Parties Agree to 2003 Medical Fee Increase
Reviewed By Hitoshi URABE
"Parties agree to 2003 medical fee increase"
The Asahi Shimbun, Feb 12, 2002
Health care program is a source of headache for any government. The U.S. has been desperately trying to get the scheme straight for a long time. Japan, too, have had problems, in the system itself, and on the way to normalize it. Come Koizumi as the Prime Minister, carrying the flag of Structural Reform, and things seem to have begun moving.
Japanese health care program is complex, having separate plans for various categories of people, where bureaucrats, corporate workers, small business people, and farmers participate in different plans. And it is required for everyone to join one.
The way it is practiced is also somewhat complex. Patients receiving medical services must pay in cash at that point a certain portion of the total cost, and the rest is reimbursed to doctors by the care plans. This portion, however, differs from plan to plan, where 20 percent is paid by some, such as corporate workers, 30 percent must be paid by people subscribing to other plans.
Mr. Koizumi has been pushing for everyone to pay 30 percent regardless of the plan, and the article reports that while two of the parties in the coalition have agreed, there is a strong resistance among the members of LDP, where Mr.
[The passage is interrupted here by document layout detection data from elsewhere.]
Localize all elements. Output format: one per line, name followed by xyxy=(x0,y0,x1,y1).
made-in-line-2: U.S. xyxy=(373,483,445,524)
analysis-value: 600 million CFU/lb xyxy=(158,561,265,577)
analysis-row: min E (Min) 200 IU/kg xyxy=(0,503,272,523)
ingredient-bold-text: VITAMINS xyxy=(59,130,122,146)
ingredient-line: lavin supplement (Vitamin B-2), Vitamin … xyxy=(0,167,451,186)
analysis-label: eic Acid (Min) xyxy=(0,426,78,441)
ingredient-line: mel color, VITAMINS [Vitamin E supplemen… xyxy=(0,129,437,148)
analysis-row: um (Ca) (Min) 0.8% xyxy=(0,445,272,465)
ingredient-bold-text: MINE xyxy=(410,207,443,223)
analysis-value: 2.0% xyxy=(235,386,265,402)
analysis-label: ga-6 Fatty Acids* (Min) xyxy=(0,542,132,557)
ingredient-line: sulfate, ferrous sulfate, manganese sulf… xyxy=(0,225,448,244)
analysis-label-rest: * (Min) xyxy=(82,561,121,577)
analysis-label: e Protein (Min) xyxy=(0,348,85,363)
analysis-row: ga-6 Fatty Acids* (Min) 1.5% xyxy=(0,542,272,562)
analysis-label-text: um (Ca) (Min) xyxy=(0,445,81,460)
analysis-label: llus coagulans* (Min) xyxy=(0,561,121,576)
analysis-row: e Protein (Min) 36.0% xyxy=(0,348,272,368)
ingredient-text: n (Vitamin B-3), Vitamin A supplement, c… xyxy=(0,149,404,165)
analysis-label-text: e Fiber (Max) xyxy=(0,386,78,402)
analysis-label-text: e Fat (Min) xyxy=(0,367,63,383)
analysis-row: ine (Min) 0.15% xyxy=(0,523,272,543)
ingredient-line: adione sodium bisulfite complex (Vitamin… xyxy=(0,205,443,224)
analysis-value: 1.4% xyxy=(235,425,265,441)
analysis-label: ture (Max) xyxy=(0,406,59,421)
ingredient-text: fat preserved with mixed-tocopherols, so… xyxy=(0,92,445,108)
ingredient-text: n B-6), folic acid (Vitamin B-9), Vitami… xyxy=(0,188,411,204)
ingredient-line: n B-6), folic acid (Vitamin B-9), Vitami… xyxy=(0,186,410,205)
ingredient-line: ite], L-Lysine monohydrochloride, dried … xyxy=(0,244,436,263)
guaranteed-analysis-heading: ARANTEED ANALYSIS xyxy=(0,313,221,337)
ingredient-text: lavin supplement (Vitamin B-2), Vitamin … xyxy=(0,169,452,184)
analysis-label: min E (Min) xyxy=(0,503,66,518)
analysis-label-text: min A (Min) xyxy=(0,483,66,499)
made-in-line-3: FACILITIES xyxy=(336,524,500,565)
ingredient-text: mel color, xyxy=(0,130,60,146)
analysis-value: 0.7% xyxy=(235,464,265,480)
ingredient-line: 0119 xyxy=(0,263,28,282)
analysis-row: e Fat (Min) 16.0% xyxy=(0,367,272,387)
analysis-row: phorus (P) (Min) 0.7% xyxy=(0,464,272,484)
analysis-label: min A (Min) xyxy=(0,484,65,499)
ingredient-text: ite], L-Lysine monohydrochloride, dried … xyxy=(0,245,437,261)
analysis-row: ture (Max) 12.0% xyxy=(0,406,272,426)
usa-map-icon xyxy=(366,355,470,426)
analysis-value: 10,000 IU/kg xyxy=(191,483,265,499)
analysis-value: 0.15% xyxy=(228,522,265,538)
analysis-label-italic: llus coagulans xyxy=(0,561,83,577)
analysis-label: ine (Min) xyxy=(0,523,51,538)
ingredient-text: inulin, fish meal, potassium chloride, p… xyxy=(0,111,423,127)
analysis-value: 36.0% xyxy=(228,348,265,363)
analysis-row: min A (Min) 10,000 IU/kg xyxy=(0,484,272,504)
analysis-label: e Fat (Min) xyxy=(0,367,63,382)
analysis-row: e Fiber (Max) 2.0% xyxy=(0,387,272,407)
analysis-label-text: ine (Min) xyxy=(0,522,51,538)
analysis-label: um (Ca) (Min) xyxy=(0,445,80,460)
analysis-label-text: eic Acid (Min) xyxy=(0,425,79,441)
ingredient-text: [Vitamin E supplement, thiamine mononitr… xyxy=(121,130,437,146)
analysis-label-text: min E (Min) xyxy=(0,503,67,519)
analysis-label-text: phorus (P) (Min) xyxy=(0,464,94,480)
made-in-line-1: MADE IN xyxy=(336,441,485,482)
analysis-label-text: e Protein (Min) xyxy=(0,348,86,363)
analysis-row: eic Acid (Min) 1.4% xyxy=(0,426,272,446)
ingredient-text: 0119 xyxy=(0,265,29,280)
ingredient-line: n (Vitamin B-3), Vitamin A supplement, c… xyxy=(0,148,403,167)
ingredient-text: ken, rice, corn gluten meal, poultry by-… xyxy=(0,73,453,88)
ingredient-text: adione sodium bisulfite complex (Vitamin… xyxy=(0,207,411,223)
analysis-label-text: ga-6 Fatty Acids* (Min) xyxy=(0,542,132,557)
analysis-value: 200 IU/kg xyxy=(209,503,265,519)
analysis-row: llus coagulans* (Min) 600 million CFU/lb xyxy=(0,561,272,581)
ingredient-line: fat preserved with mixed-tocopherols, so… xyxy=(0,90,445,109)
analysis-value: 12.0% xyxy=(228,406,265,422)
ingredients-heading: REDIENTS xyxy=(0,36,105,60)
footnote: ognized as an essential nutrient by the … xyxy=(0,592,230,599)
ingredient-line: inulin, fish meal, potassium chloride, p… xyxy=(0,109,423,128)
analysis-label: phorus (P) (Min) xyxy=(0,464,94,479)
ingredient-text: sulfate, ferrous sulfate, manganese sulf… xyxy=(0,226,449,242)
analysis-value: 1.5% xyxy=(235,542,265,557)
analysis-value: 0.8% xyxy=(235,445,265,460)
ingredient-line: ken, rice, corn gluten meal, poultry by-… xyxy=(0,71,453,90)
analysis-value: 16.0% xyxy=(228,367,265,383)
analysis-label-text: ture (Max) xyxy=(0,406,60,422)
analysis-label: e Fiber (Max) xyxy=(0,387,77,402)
Koizumi belongs.
It is not easy to grasp the whole picture in a clear cut manner. There are historical backgrounds as the present care plans have evolved separately through the course of time, and the financial status differs among the plans, while, as always, there are vested interests involved.
It does seem, however, the simplification, that everyone pays the same percentage at the point of service, would make the discussions easier for the badly needed further reform.